The GTHapScreen® DMD kit is developed to detect carrier or affected sample for Duchenne or Becker Muscular Dystrophy. The kit functions on the principle based on STR markers and QF PCR technique to detect carrier or to be patient by linkage analysis. Use of STR markers makes prenatal diagnosis more accurate and reliable.
Kit components include multiplex PCR primers which are designed from a dystrophin gene. This gene is used commonly in carrier detection and prenatal diagnosis of Duchenne or Becker Muscular Dystrophy.

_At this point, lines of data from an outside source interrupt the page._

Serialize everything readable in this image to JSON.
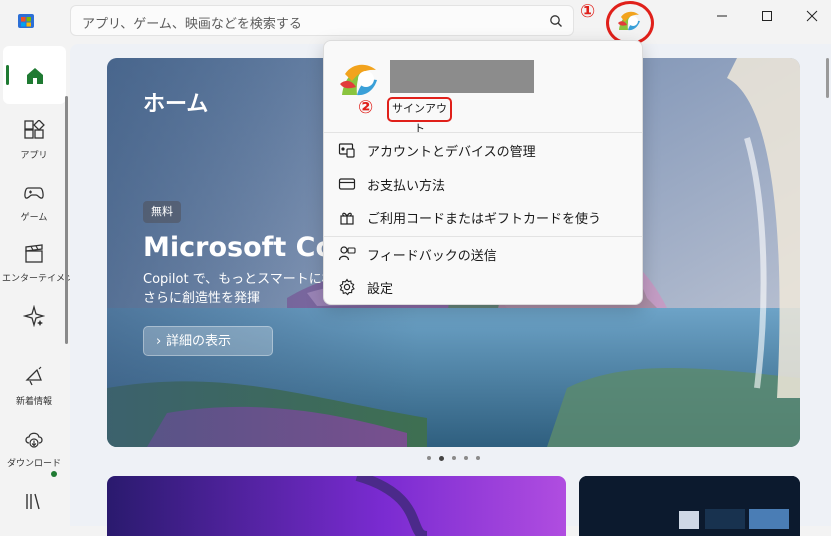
{
  "search": {
    "placeholder": "アプリ、ゲーム、映画などを検索する"
  },
  "annotations": {
    "step1": "①",
    "step2": "②"
  },
  "sidebar": {
    "items": [
      {
        "id": "home",
        "icon": "home-icon",
        "label": ""
      },
      {
        "id": "apps",
        "icon": "apps-icon",
        "label": "アプリ"
      },
      {
        "id": "games",
        "icon": "gamepad-icon",
        "label": "ゲーム"
      },
      {
        "id": "entertainment",
        "icon": "clapper-icon",
        "label": "エンターテイメント"
      },
      {
        "id": "ai",
        "icon": "sparkle-icon",
        "label": ""
      },
      {
        "id": "whatsnew",
        "icon": "megaphone-icon",
        "label": "新着情報"
      },
      {
        "id": "downloads",
        "icon": "cloud-download-icon",
        "label": "ダウンロード"
      },
      {
        "id": "library",
        "icon": "library-icon",
        "label": ""
      }
    ]
  },
  "hero": {
    "title": "ホーム",
    "badge": "無料",
    "product": "Microsoft Copilot",
    "description": "Copilot で、もっとスマートに検索、さらに創造性を発揮",
    "details_label": "詳細の表示"
  },
  "account_menu": {
    "signout_label": "サインアウト",
    "items": [
      {
        "icon": "account-devices-icon",
        "label": "アカウントとデバイスの管理"
      },
      {
        "icon": "credit-card-icon",
        "label": "お支払い方法"
      },
      {
        "icon": "gift-code-icon",
        "label": "ご利用コードまたはギフトカードを使う"
      },
      {
        "icon": "feedback-icon",
        "label": "フィードバックの送信"
      },
      {
        "icon": "settings-icon",
        "label": "設定"
      }
    ]
  },
  "colors": {
    "annotation_red": "#e0201a",
    "accent_green": "#1f7a32"
  }
}
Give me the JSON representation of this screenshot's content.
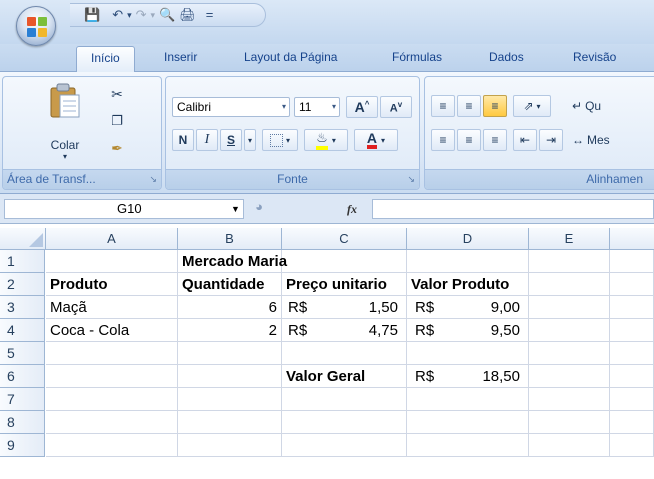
{
  "qat": {
    "title_marker": "="
  },
  "tabs": [
    {
      "label": "Início",
      "active": true
    },
    {
      "label": "Inserir"
    },
    {
      "label": "Layout da Página"
    },
    {
      "label": "Fórmulas"
    },
    {
      "label": "Dados"
    },
    {
      "label": "Revisão"
    }
  ],
  "ribbon": {
    "clipboard": {
      "paste_label": "Colar",
      "group_label": "Área de Transf..."
    },
    "font": {
      "font_name": "Calibri",
      "font_size": "11",
      "group_label": "Fonte",
      "bold": "N",
      "italic": "I",
      "underline": "S"
    },
    "alignment": {
      "group_label": "Alinhamen",
      "wrap_label": "Qu",
      "merge_label": "Mes"
    }
  },
  "formula_bar": {
    "name_box": "G10",
    "fx": "fx",
    "formula": ""
  },
  "columns": [
    "A",
    "B",
    "C",
    "D",
    "E"
  ],
  "rows": [
    "1",
    "2",
    "3",
    "4",
    "5",
    "6",
    "7",
    "8",
    "9"
  ],
  "sheet": {
    "title": "Mercado Maria",
    "headers": {
      "produto": "Produto",
      "quantidade": "Quantidade",
      "preco": "Preço unitario",
      "valor": "Valor Produto"
    },
    "items": [
      {
        "produto": "Maçã",
        "quantidade": "6",
        "preco_cur": "R$",
        "preco": "1,50",
        "valor_cur": "R$",
        "valor": "9,00"
      },
      {
        "produto": "Coca - Cola",
        "quantidade": "2",
        "preco_cur": "R$",
        "preco": "4,75",
        "valor_cur": "R$",
        "valor": "9,50"
      }
    ],
    "total": {
      "label": "Valor Geral",
      "cur": "R$",
      "value": "18,50"
    }
  },
  "colors": {
    "accent": "#15428b",
    "ribbon": "#dbe7f6",
    "grid_line": "#d0d7e5"
  }
}
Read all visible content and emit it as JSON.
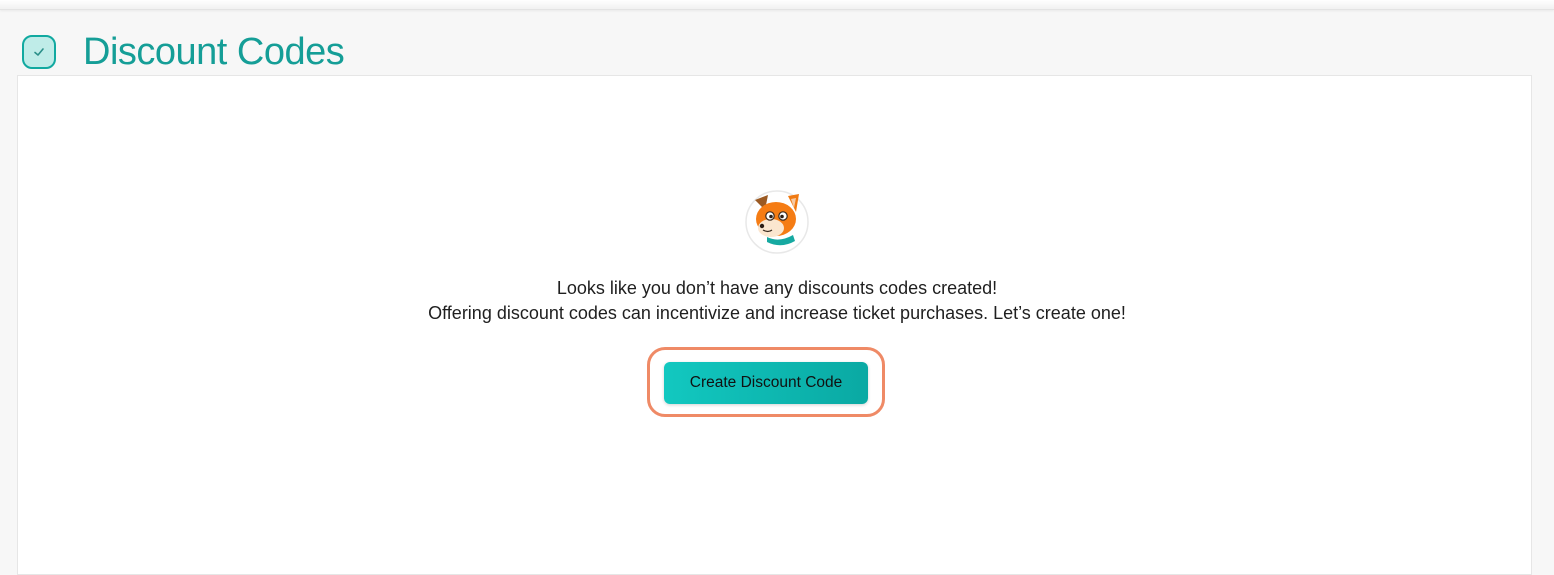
{
  "header": {
    "title": "Discount Codes",
    "icon": "check-icon"
  },
  "empty_state": {
    "mascot": "fox-mascot",
    "line1": "Looks like you don’t have any discounts codes created!",
    "line2": "Offering discount codes can incentivize and increase ticket purchases. Let’s create one!"
  },
  "actions": {
    "create_label": "Create Discount Code"
  },
  "colors": {
    "accent": "#159e97",
    "button": "#12c8c0",
    "highlight": "#ef8a66"
  }
}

STR markers designed from 6 regions that covers the upstream, downstream and intron of the dystrophin gene.
This kit is optimised to use DNA samples purified from blood, amniotic fluid, and chorionic villus (CVS).
Along with Duchenne or Becker Muscular Dystrophy detection the GTHapScreen® DMD kit includes autosomal STR markers for Chromosome 21, 18, 13, X and Y. These markers provide extra advantages along with detection of diseases.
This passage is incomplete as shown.